No estudo populacional das traíras (Hoplias malabaricus) coletadas nos rios Turiaçu, Pindaré, Mearim, Itapecuru e Parnaíba, os resultados revelaram um processo de diferenciação genética evidenciando a ocorrência de mais de uma linhagem da espécie nessas bacias. Foram detectados novos registros de 13 espécies para a bacia do rio Mearim.

Na APA do Inhamum, a caracterização genética revelou seis ordens, 10 famílias e 15 espécies. Na bacia do rio Itapecuru, em relação aos bagres (ordem dos Siluriformes), a identificação molecular confirmou a identificação morfológica das espécies Jundiá (Rhamdia quelen), Mandiú (Pimelodus blochii), surubi bico-de-pato (Sorubim lima), Ageneiosus inermis e Ageneiosus ucayalensis. Além disso, as espécies cascudo (Hypostomus sp.) e Pimelodella sp. identificadas morfologicamente, apenas em status genérico, foram identificadas em seu status específico por meio do código de barras de DNA.

Na região do cerrado maranhense, a pesquisa identificou 36 espécies de anuros, grupo de anfíbios com mais de quatro mil espécies no mundo, em que se enquadram sapos, pererecas e rãs. Alguns dos espécimes ameaçados de extinção apresentaram influência de outros biomas. O Proceratophrys cristiceps, por exemplo, um animal de pequeno porte, que infla o seu corpo e estica os membros para parecer maior, ao se sentir ameaçado, tem características de espécimes da caatinga. O mesmo ocorre com o Corythomantis greeningi, pequeno exemplar esverdeado e rugoso de perereca selvagem, que possui espinhos com substâncias altamente tóxicas. Também sofrem essa influência os espécimes Physalaemus albifrons, Leptodactylus troglodytes, Scinax x-signatus e Pleurodema diplolister.

Com influência do bioma amazônico foram catalogados o Sphaenorhynchus lacteus, Osteocephalus taurinus, o Leptodactylus hylaedactylus, o Dendropsophus leucophyllatus e o Hypsiboas punctatus.

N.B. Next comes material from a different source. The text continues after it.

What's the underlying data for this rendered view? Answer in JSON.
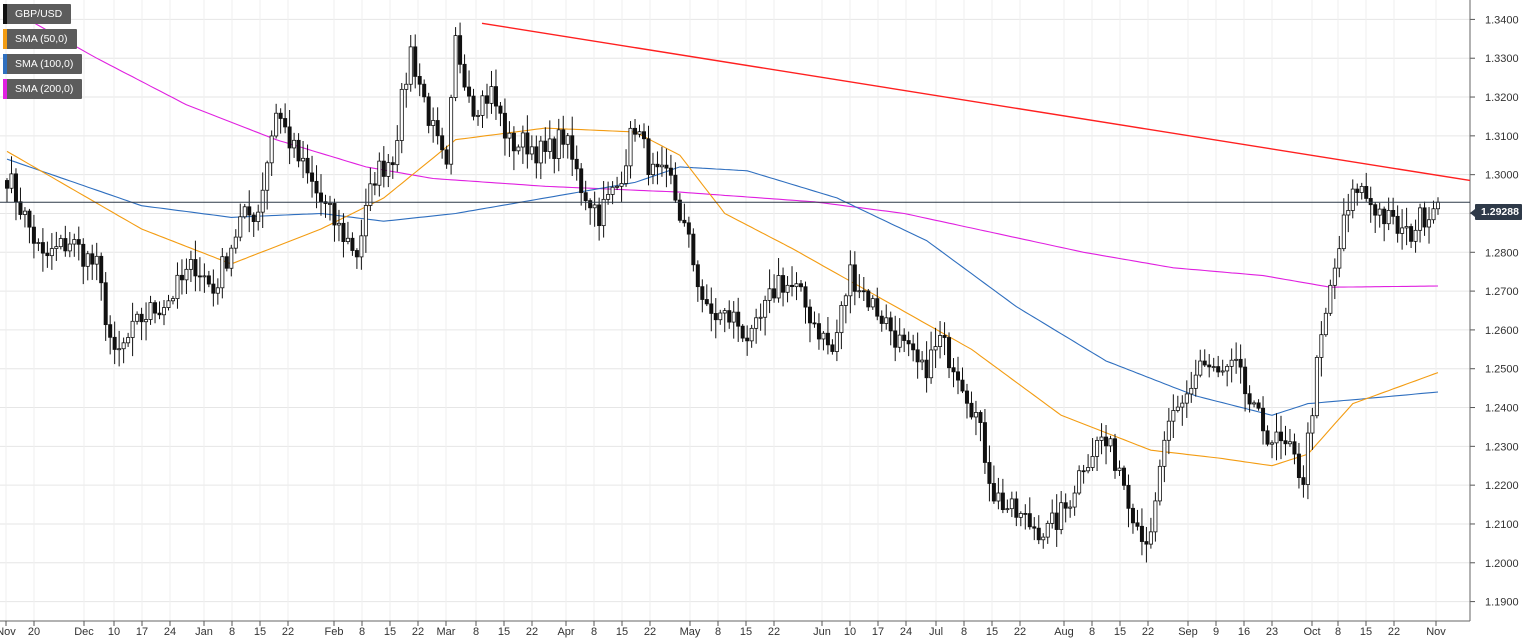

Foi constatada a influência da mata atlântica no Leptodactylus natalensis. O estudo evidenciou, ainda, a formação de dois complexos para o sapo cururu: o Rhinella marina (compreendendo as espécies R. marina, R. jimiR. cerradensis) e o Rhinella granulosa (com as espécies R. granulosa e R. mirandaribeiroi).

De acordo com a pesquisadora Claudene Barros, os dados revelam uma grande parte da biodiversidade maranhense, mas apontam, ainda, a necessidade de continuidade dos estudos. “Ainda há muito a ser descoberto tanto em relação aos animais, quanto aos biomas em que eles habitam”, afirmou. “É preciso compreender melhor esses diferentes biomas e suas áreas de transição, os ecótonos”, prosseguiu. “Ao se conhecer essa biodiversidade, será possível a elaboração de planos para a sua preservação e a integração das espécies com esse habitat”, concluiu.

Perfil do pesquisador

Maria Claudene Barros é bióloga (UFPI), com mestrado em Genética (UFPB) e doutorado em Ciências Biológicas (UFPA). Professora adjunta da UEMA no programa de pós-graduação “Mestrado em Ciência Animal”, coordena o programa de mestrado em “Biodiversidade, Ambiente e Saúde” no Centro de Estudos Superiores de Caxias. Com experiência na área de genética, com ênfase em biologia molecular, atua em pesquisas nos campos da sistemática molecular animal, filogenia animal e genética de população.